La France, donc le monde, se divise en deux tribus : les degôches et les dedroâtes, deux tribus aux profils distincts mais parfois poreux. Sans se mener la guerre au sens strict du terme, ils cristallisent les discussions du comptoir jusqu’au perchoir.
Physiquement, il n’y a pas de moyen de reconnaître à coup sûr un degôche d’un dedrôate. Certaines caractéristiques permettent néanmoins de les repérer.
il est couramment reconnu que l’homme à collier de barbe est degôche (voire très degôche), alors que le porteur de mèche, rasé de près, sera a priori plutôt dans le camp des dedrôates : ceci sans compter sur les effets de mode. Les fans de Justin Bieber ne sont pas nécessairement dedroâte, ils sont juste jeunes et cons. Une erreur historique a laissé pensé que l’homme (ou la femme) de couleur était nécessairement degôche : erreur de jugement basée sur une forme de paternalisme postcolonial. Il est cependant admis que les dedrôates sont plus enclins à préférer les gens de couleurs en dehors des frontières hexagonales.
Certains indices permettent néanmoins de repérer de quel tribu est une personne :
– le dedrôate aime l’allemande, grosse et rutilante, le degôche préfère la française, voire la roumaine, sobre et confortable. Le dedrôate sans le sous pourra opter pour la roumaine. À l’inverse, le degôche argenté boudera la grosse allemande, trop puissante, à moins qu’elle n’ait pris un peu d’âge.
– Le dedrôate aime le mocassin, à porter nu-pied, le pull posé sur les épaules, le degôche privilégiera le confort et la sobriété sans forcément renier l’élégance.
Encore une fois, il s’agit là d’exemples, de grandes lignes, en aucun cas de vérités.
Car c’est bien là que se trouve la complexité, dans la ligne de démarcation : l’apparemment degôche peut se révéler dedrôate, et inversement. Une part non négligeable se revendique des Ni-Ni, il s’avèrent qu’ils sont le plus souvent dedrôate, ce qui ne les empêchera pas à l’occasion de porter leur choix sur un degôche.
Le degôche est fier de son appartenance, le dedrôate aura plus souvent tendance à la minimiser, voire la cacher.
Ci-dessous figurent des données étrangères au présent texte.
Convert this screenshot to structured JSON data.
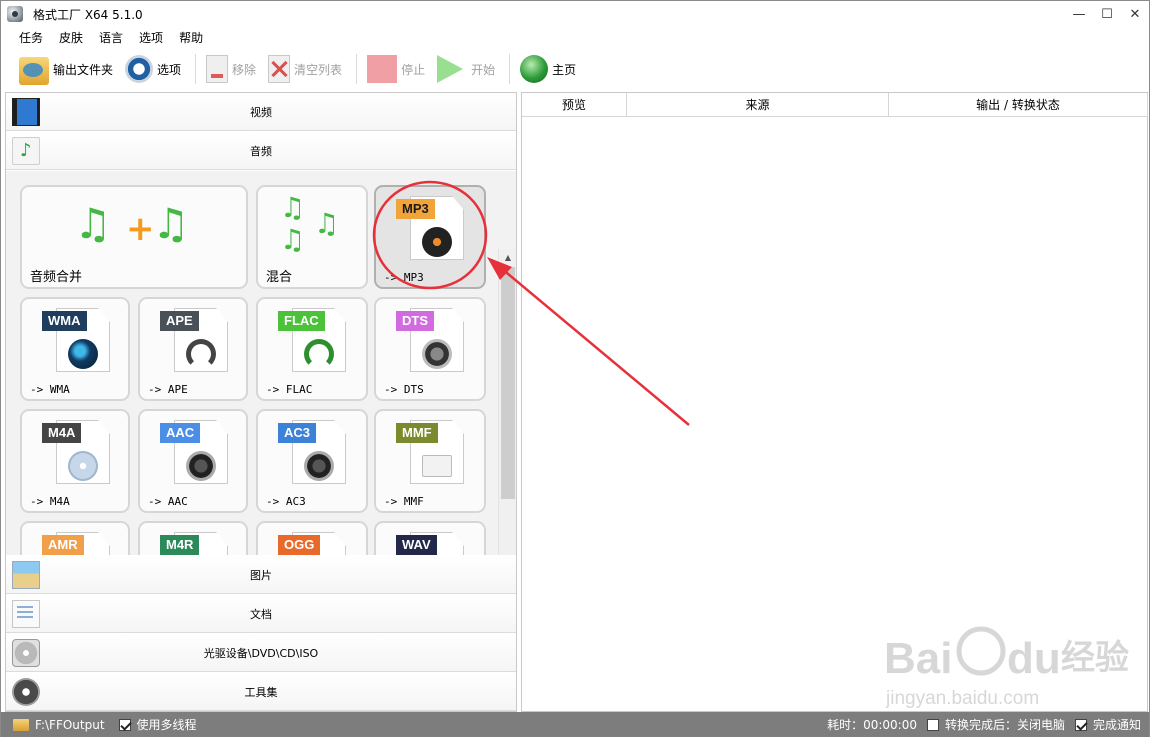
{
  "window": {
    "title": "格式工厂 X64 5.1.0",
    "controls": {
      "minimize": "—",
      "maximize": "☐",
      "close": "✕"
    }
  },
  "menu": [
    "任务",
    "皮肤",
    "语言",
    "选项",
    "帮助"
  ],
  "toolbar": {
    "output_folder": "输出文件夹",
    "options": "选项",
    "remove": "移除",
    "clear_list": "清空列表",
    "stop": "停止",
    "start": "开始",
    "home": "主页"
  },
  "categories": {
    "video": "视频",
    "audio": "音频",
    "image": "图片",
    "document": "文档",
    "disc": "光驱设备\\DVD\\CD\\ISO",
    "tools": "工具集"
  },
  "audio_tools": {
    "merge": "音频合并",
    "mix": "混合"
  },
  "formats": [
    {
      "badge": "MP3",
      "label": "-> MP3",
      "color": "#f0a43a",
      "icon": "vinyl-disc-icon"
    },
    {
      "badge": "WMA",
      "label": "-> WMA",
      "color": "#1f3d5c",
      "icon": "media-player-icon"
    },
    {
      "badge": "APE",
      "label": "-> APE",
      "color": "#4a5058",
      "icon": "headphones-icon"
    },
    {
      "badge": "FLAC",
      "label": "-> FLAC",
      "color": "#4cc23a",
      "icon": "headphones-icon"
    },
    {
      "badge": "DTS",
      "label": "-> DTS",
      "color": "#d26be0",
      "icon": "speaker-icon"
    },
    {
      "badge": "M4A",
      "label": "-> M4A",
      "color": "#454545",
      "icon": "music-cd-icon"
    },
    {
      "badge": "AAC",
      "label": "-> AAC",
      "color": "#4a8ee8",
      "icon": "speaker-note-icon"
    },
    {
      "badge": "AC3",
      "label": "-> AC3",
      "color": "#3b82d8",
      "icon": "speaker-note-icon"
    },
    {
      "badge": "MMF",
      "label": "-> MMF",
      "color": "#7a8a2c",
      "icon": "mail-icon"
    },
    {
      "badge": "AMR",
      "label": "",
      "color": "#f0a04a"
    },
    {
      "badge": "M4R",
      "label": "",
      "color": "#2c8a5a"
    },
    {
      "badge": "OGG",
      "label": "",
      "color": "#e86a2a"
    },
    {
      "badge": "WAV",
      "label": "",
      "color": "#23284a"
    }
  ],
  "task_table": {
    "columns": [
      "预览",
      "来源",
      "输出 / 转换状态"
    ]
  },
  "status": {
    "output_path": "F:\\FFOutput",
    "multithread_label": "使用多线程",
    "multithread_checked": true,
    "elapsed": "耗时：00:00:00",
    "after_convert": "转换完成后：关闭电脑",
    "after_convert_checked": false,
    "notify": "完成通知",
    "notify_checked": true
  },
  "annotation_color": "#e8303a",
  "watermark": "Baidu经验 jingyan.baidu.com"
}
Le dedrôate voit le monde dans le prisme de sa bourse, honnit l’impôt autant qu’il honnit le cul de poule sous sa grosse allemande.
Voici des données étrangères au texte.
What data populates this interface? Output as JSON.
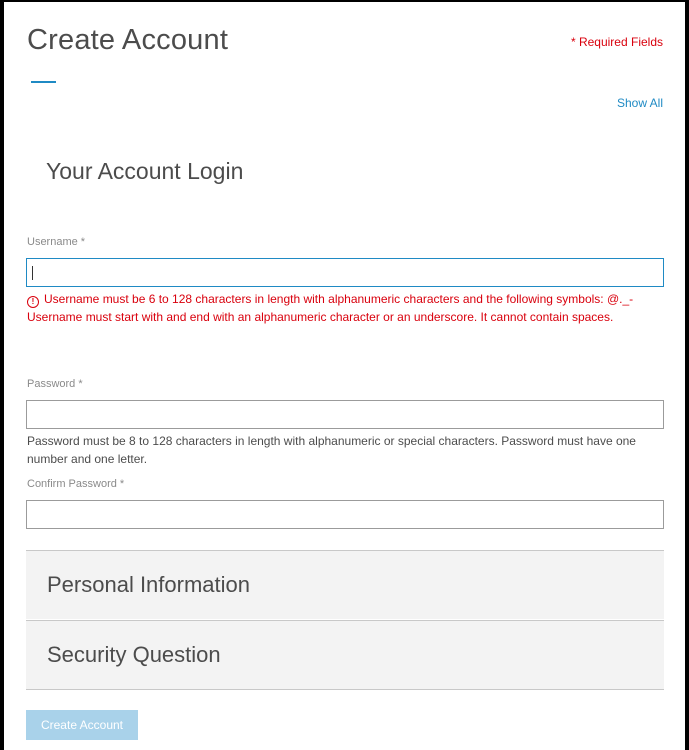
{
  "header": {
    "title": "Create Account",
    "required_note": "* Required Fields",
    "show_all": "Show All"
  },
  "login_section": {
    "title": "Your Account Login",
    "username": {
      "label": "Username *",
      "value": "",
      "focused": true,
      "errors": [
        "Username must be 6 to 128 characters in length with alphanumeric characters and the following symbols: @._-",
        "Username must start with and end with an alphanumeric character or an underscore. It cannot contain spaces."
      ]
    },
    "password": {
      "label": "Password *",
      "value": "",
      "hint": "Password must be 8 to 128 characters in length with alphanumeric or special characters. Password must have one number and one letter."
    },
    "confirm_password": {
      "label": "Confirm Password *",
      "value": ""
    }
  },
  "collapsed_sections": [
    {
      "label": "Personal Information"
    },
    {
      "label": "Security Question"
    }
  ],
  "actions": {
    "create_account": "Create Account"
  },
  "colors": {
    "accent": "#1f8ac4",
    "error": "#d9000d",
    "button_disabled": "#a9d2ea",
    "section_bg": "#f3f3f3"
  },
  "icons": {
    "error": "alert-circle-icon"
  }
}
Le degôche ne voit pas l’impôt d’un mauvais oeil, même s’il lui coûte parfois de lâcher son tiers.
Le dedrôate voit le degôche comme un irresponsable utopique.
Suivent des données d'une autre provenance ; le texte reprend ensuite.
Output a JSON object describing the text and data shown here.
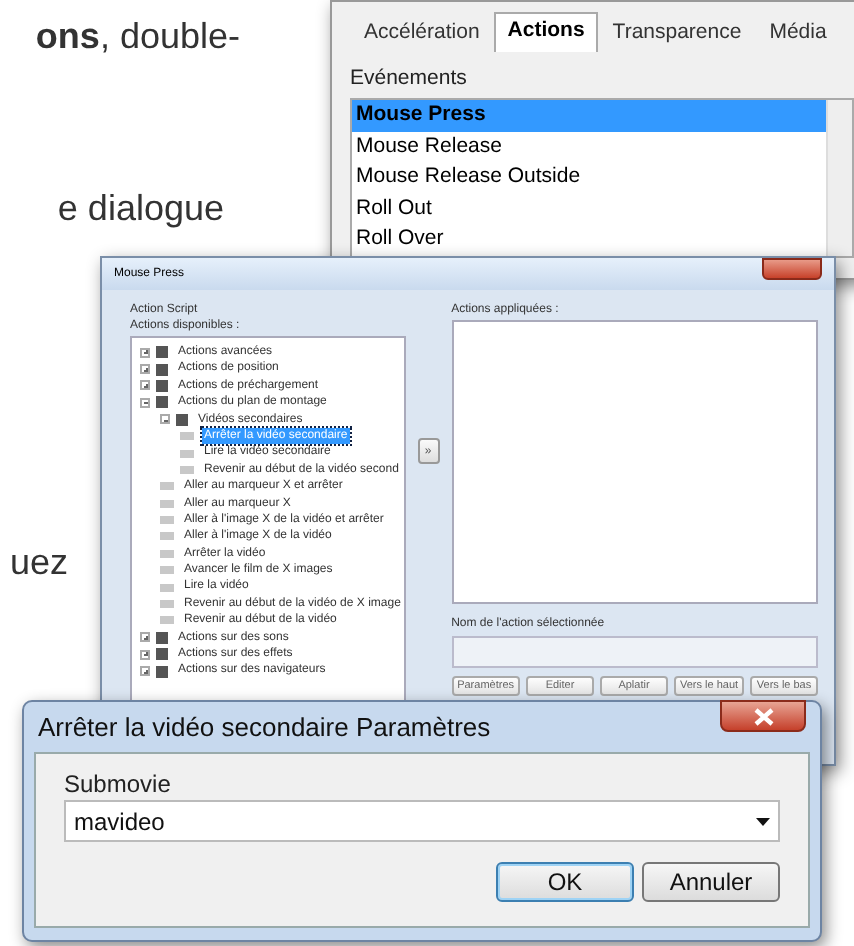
{
  "document_text": [
    "**ons**, double-",
    "e dialogue",
    "uez"
  ],
  "properties_panel": {
    "tabs": [
      {
        "label": "Accélération",
        "selected": false
      },
      {
        "label": "Actions",
        "selected": true
      },
      {
        "label": "Transparence",
        "selected": false
      },
      {
        "label": "Média",
        "selected": false
      }
    ],
    "events_label": "Evénements",
    "events": [
      {
        "label": "Mouse Press",
        "selected": true
      },
      {
        "label": "Mouse Release",
        "selected": false
      },
      {
        "label": "Mouse Release Outside",
        "selected": false
      },
      {
        "label": "Roll Out",
        "selected": false
      },
      {
        "label": "Roll Over",
        "selected": false
      }
    ]
  },
  "action_dialog": {
    "title": "Mouse Press",
    "section_label": "Action Script",
    "available_label": "Actions disponibles :",
    "tree": [
      {
        "label": "Actions avancées",
        "expanded": false,
        "selected": false
      },
      {
        "label": "Actions de position",
        "expanded": false,
        "selected": false
      },
      {
        "label": "Actions de préchargement",
        "expanded": false,
        "selected": false
      },
      {
        "label": "Actions du plan de montage",
        "expanded": true,
        "selected": false,
        "children": [
          {
            "label": "Vidéos secondaires",
            "expanded": true,
            "selected": false,
            "children": [
              {
                "label": "Arrêter la vidéo secondaire",
                "selected": true
              },
              {
                "label": "Lire la vidéo secondaire",
                "selected": false
              },
              {
                "label": "Revenir au début de la vidéo second",
                "selected": false
              }
            ]
          },
          {
            "label": "Aller au marqueur X et arrêter",
            "selected": false
          },
          {
            "label": "Aller au marqueur X",
            "selected": false
          },
          {
            "label": "Aller à l'image X de la vidéo et arrêter",
            "selected": false
          },
          {
            "label": "Aller à l'image X de la vidéo",
            "selected": false
          },
          {
            "label": "Arrêter la vidéo",
            "selected": false
          },
          {
            "label": "Avancer le film de X images",
            "selected": false
          },
          {
            "label": "Lire la vidéo",
            "selected": false
          },
          {
            "label": "Revenir au début de la vidéo de X image",
            "selected": false
          },
          {
            "label": "Revenir au début de la vidéo",
            "selected": false
          }
        ]
      },
      {
        "label": "Actions sur des sons",
        "expanded": false,
        "selected": false
      },
      {
        "label": "Actions sur des effets",
        "expanded": false,
        "selected": false
      },
      {
        "label": "Actions sur des navigateurs",
        "expanded": false,
        "selected": false
      }
    ],
    "add_button": "»",
    "applied_label": "Actions appliquées :",
    "name_label": "Nom de l'action sélectionnée",
    "buttons": [
      "Paramètres",
      "Editer",
      "Aplatir",
      "Vers le haut",
      "Vers le bas"
    ]
  },
  "params_dialog": {
    "title": "Arrêter la vidéo secondaire Paramètres",
    "field_label": "Submovie",
    "value": "mavideo",
    "buttons": [
      {
        "label": "OK",
        "default": true
      },
      {
        "label": "Annuler",
        "default": false
      }
    ]
  }
}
Le degôche voit le dedrôate comme un odieux égoïste.
Le degôche peut être égoïste, le dedrôate a ses utopies, un monde sans impôts par exemple, mais pas sans pauvres.
Le prétendu degôche peut s’avérer être dedrôate.
Le dedrôate assumé ne sera jamais de degôche.
Le degôche aime appeler son opposant un grocondedrôate, capitalisse, néocon,
Le dedrôate préfèrera les termes de bobodemerde, barbu (on en revient au collier de barbe), socialocomunisse, voire trotskofascisse.
La listes des points de divergence entre les degôches et les dedrôates est longue, ils se retrouvent par contre pour dire qu’ailleurs c’est mieux, mais que les autres, ceux d’ailleurs, ils ne comprennent rien à rien.